Ehrlich also proposes a pilot program to begin in 2005 that would give a maximum of 500 property owners a $1,000 tax credit for getting lead out of their houses. Ridding a house of lead paint typically costs between $7,500 and $15,000.
Although the tax program is relatively small, Ehrlich says he is acutely aware that the state might be unable to afford anything more generous. Similarly, he plans to hire more property inspectors and attorneys to beef up enforcement of lead abatement laws - without using any new money.
Another "revenue-neutral" plank of the proposal is to have the state Department of the Environment train small and minority-owned businesses to perform lead abatement.
Currently, outside companies conduct the certified training. Richard W. Collins, who runs the department's lead program, said his agency couldn't take over the training without more staff. "We'd need a small army of people," he said - a notion that Ehrlich rejected.

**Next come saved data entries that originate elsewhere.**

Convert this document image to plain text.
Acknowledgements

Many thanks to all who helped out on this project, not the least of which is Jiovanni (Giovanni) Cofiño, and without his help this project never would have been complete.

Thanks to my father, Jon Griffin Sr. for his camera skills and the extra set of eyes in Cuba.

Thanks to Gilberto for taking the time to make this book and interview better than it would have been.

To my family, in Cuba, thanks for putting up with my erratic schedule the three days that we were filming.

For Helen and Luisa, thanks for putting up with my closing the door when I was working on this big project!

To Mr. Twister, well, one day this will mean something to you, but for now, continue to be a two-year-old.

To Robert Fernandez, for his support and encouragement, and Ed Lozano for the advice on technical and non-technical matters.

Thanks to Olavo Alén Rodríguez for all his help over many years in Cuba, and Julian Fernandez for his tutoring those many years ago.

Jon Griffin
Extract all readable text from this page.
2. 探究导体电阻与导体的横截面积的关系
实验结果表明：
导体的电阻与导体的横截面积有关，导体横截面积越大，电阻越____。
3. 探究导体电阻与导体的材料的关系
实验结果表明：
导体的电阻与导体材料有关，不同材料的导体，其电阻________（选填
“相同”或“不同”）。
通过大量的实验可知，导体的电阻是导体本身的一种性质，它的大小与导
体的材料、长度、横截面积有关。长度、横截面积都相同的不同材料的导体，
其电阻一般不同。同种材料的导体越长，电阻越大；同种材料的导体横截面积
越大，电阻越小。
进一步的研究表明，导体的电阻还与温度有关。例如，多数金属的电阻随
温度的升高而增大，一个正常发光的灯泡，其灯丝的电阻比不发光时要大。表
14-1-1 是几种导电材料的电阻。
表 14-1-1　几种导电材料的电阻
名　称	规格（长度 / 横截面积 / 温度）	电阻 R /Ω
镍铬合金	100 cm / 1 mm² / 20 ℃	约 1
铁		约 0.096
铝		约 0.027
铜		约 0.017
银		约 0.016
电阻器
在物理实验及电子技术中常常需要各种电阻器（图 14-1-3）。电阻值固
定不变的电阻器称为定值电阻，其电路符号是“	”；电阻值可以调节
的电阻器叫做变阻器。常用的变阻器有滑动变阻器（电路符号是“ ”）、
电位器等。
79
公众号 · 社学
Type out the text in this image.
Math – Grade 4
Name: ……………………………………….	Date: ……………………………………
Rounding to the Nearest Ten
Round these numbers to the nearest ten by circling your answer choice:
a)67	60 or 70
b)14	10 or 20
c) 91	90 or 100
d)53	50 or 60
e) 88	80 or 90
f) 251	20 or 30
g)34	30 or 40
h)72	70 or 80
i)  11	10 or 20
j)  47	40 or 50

Absent from the proposal is whether Ehrlich supports having the state attorney general sign on to a lawsuit against paint companies, or whether he would agree to a more stringent testing standard based on lead dust rather than paint chips - issues that advocates say are crucial to combating poisoning.
Yesterday, Ehrlich said he probably would oppose a class action lawsuit. "I'm inclined to put money in the houses rather than in the pockets of particular people," he said.
As for lead dust, he said, "That should be left to the scientists, not the politicians."